Dusty on February 6, 2013 at 8:11 PM

Here’s bold: Reform entitlements so it frees up the money we used to have to keep the roads in good repair. If we has fewer freeloaders, like we used to have when we built the interstate system, we’d be a lot better off.

Dusty on February 6, 2013 at 8:15 PM

LaHood was the rep for my district and he was fairly conservative. Then he got tapped by Obama and just like everything Obama touches… well you know how that story ends.

iceman1960 on February 6, 2013 at 8:48 PM

“America is one big pothole right now,” LaHood said in an interview on “The Diane Rehm Show” on National Public Radio.

Yes, and he is on record as saying that as SecTrans his job was to “coerce Americans out of their cars and onto public transportation”.
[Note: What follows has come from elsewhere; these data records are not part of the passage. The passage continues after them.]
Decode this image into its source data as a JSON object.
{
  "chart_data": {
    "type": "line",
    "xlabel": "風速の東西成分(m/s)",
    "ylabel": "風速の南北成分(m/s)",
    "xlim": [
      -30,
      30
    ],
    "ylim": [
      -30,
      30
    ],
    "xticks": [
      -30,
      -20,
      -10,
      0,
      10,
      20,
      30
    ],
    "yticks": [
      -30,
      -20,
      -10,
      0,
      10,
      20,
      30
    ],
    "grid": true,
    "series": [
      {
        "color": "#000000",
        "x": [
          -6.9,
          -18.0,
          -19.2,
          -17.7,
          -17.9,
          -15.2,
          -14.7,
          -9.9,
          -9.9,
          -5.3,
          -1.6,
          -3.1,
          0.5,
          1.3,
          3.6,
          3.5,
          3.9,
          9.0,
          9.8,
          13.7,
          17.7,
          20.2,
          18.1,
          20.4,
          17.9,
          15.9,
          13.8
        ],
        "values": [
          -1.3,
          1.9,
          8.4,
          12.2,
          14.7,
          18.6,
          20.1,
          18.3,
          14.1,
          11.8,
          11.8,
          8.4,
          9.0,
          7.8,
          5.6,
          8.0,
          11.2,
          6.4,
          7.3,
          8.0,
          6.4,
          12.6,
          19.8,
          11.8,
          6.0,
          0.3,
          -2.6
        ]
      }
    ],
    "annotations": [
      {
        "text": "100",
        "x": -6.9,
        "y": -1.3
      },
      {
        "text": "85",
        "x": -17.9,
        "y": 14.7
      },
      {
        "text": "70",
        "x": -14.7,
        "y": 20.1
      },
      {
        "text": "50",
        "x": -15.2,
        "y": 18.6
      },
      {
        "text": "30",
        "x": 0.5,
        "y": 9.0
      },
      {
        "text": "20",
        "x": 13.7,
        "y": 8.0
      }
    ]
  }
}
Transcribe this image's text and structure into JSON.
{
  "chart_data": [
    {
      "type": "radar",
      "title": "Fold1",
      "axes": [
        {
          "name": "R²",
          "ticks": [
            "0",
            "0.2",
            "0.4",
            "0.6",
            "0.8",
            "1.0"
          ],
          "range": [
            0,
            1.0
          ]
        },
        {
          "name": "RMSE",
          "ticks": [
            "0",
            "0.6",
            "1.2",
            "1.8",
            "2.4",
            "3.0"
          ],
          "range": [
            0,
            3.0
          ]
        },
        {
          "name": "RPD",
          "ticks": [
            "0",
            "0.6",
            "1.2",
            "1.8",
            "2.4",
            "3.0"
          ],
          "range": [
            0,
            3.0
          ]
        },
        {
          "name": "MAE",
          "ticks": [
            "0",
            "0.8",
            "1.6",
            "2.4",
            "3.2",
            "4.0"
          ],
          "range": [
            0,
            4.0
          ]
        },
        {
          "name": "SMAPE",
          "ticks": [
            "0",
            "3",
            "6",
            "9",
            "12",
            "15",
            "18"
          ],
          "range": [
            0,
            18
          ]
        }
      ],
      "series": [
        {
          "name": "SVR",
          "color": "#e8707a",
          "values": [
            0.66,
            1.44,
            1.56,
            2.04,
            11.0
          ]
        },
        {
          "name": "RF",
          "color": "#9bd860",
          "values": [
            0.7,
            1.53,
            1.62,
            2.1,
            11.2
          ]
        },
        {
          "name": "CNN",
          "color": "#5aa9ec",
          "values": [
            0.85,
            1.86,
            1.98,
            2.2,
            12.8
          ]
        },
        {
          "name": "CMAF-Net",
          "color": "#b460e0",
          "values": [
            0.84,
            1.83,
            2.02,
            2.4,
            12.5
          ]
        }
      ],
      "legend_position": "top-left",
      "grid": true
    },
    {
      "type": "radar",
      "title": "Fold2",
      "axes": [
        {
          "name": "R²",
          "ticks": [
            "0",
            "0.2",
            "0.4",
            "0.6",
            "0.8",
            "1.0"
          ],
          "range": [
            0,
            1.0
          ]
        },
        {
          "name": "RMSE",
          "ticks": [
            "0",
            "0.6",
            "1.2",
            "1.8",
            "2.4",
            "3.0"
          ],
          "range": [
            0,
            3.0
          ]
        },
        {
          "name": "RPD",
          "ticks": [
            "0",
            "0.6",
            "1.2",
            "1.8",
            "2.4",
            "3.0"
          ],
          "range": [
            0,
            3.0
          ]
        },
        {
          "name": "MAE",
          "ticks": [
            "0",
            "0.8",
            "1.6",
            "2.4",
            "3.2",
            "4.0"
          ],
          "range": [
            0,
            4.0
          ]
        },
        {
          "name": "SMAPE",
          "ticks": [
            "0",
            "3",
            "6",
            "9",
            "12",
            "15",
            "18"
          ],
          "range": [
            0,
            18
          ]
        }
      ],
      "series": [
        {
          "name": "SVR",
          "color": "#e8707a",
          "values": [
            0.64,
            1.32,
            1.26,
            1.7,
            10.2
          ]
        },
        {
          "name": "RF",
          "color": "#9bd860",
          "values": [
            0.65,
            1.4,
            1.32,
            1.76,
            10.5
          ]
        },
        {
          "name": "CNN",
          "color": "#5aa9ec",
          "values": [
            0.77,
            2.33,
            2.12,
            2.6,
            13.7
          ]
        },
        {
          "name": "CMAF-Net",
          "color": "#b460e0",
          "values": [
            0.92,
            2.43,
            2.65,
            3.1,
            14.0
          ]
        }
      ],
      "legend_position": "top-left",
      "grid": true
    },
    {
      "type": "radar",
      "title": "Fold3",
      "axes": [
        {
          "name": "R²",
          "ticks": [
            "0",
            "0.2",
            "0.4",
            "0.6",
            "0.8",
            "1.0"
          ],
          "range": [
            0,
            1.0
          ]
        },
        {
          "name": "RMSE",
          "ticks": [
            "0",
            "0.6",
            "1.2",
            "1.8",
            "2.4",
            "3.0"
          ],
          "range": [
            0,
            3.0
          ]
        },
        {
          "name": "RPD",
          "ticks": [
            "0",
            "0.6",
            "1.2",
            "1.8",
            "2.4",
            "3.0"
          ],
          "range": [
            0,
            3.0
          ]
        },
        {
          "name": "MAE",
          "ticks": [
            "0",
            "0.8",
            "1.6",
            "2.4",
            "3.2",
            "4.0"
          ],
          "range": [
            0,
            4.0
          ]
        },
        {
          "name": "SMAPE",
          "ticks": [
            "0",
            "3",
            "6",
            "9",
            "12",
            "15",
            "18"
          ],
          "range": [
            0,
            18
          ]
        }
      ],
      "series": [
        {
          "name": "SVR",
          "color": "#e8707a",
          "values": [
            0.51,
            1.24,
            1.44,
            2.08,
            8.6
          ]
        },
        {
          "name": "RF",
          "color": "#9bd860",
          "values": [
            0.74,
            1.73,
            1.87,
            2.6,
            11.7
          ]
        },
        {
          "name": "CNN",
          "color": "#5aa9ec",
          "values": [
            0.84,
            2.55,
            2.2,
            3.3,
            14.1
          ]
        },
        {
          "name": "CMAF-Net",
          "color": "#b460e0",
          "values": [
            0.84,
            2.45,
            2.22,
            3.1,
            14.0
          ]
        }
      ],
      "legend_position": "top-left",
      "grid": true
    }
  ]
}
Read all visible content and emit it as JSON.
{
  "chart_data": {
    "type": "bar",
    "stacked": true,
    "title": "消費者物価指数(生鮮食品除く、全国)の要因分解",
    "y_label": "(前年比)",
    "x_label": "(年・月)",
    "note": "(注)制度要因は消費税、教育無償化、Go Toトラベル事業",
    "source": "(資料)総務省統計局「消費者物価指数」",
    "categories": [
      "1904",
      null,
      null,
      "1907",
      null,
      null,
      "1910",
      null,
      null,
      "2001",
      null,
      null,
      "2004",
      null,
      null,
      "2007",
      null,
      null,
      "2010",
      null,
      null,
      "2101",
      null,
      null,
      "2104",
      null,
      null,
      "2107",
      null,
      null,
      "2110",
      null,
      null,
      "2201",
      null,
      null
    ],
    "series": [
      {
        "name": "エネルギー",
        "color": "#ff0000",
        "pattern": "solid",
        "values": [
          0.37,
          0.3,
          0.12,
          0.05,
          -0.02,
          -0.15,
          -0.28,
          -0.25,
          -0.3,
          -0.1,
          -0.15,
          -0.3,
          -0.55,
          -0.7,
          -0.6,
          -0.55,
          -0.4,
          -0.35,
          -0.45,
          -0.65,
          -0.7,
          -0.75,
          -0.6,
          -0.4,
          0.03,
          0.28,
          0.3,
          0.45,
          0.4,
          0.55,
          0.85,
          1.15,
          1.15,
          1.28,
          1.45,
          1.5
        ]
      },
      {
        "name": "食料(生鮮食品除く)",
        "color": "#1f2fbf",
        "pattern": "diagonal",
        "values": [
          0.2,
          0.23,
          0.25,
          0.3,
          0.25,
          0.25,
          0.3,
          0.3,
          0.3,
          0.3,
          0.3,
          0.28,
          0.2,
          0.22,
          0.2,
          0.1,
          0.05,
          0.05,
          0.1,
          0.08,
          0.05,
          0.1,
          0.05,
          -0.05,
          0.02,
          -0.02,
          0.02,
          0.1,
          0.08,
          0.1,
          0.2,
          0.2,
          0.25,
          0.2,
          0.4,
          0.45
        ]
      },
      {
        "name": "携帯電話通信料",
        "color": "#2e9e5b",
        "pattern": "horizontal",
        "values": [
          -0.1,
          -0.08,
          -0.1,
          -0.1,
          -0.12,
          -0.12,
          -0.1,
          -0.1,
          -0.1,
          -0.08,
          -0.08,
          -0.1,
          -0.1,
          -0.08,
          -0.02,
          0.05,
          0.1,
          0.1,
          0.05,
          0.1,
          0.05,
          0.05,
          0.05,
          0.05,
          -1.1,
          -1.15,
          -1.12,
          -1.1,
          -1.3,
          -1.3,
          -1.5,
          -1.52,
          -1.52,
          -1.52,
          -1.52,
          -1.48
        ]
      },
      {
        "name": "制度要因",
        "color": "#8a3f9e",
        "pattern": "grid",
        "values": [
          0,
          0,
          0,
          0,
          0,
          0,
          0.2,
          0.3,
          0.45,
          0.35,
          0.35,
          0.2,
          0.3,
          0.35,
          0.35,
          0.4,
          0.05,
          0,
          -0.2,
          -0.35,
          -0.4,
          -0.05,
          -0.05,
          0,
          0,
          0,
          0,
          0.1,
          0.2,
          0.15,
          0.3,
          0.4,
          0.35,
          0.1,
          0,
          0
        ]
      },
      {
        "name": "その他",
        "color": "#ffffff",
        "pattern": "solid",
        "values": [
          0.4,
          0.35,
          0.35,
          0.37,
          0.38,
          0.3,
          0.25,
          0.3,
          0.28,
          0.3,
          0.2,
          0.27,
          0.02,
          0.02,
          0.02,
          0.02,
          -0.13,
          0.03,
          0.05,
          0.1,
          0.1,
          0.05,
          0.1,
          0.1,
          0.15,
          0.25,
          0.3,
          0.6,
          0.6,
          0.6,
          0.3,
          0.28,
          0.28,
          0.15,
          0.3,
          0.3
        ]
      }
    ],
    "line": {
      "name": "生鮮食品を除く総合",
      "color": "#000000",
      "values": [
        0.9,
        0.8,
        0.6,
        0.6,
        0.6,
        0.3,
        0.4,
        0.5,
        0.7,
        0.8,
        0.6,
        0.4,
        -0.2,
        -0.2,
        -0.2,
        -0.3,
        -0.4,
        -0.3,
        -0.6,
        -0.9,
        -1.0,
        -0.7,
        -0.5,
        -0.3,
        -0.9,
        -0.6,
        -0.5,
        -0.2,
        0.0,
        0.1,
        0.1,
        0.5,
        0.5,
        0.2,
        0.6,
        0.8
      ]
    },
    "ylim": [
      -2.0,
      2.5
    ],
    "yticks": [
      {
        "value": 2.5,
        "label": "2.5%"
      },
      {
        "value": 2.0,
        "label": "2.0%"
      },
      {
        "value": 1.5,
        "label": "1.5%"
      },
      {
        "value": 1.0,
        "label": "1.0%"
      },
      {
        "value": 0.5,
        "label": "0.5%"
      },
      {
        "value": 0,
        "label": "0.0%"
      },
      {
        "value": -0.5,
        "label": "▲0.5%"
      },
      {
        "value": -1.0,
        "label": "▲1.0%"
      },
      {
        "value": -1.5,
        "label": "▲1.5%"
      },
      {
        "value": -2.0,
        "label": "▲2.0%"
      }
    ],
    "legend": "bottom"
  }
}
Leaving aside the issue of any Cabinet Secretary saying his job is to “coerce” Americans into doing anything, I would think he’d be in favor of a dysfunctional National Highway system. The less usable it is, the more people have to resort to “high-speed rail” if they don’t want to fly.

Of course, it makes moving goods (logistics) much more difficult, but in the Obama Age of Less for More that is no doubt considered good thing, too. You know, adversity builds character and obedience to your betters, and all that.

Moral; If you give a progressive what they want, they will be like Captain Renault (Claude Rains) in Casablanca; utterly shocked when the inevitable consequences of their actions, or inactions, hit them in the face.

Of course, also like the good capitaine’, they will immediately “round up the usual suspects”, i.e. blame everybody else. Which is exactly what LaHood is doing here.

clear ether

eon

eon on February 6, 2013 at 8:52 PM

Oh America!
As we say to Ray Lahood
Love it or leave it!

I am so sick and tired of the “everybody else does (fill in the blank) better than we do.” I have driven on highways all over the world, and none come close in terms of design and built-in safety to the typical US Interstate Highway. Drive down any Interstate, and look for something you can hit solidly with your car. Every pole, every tree, every bridge abutment, every signpost has extensive guarding. They really are masterpieces of engineering.

Compare that to the death trap Paris tunnel where Princess Diana met her grisly end. Huge pillars right at the roadside, without so much as a traffic cone to keep people from hitting them head-on. Even after the most famous auto accident in the history of the World, the French has still not done anything about the situation in that damn tunnel.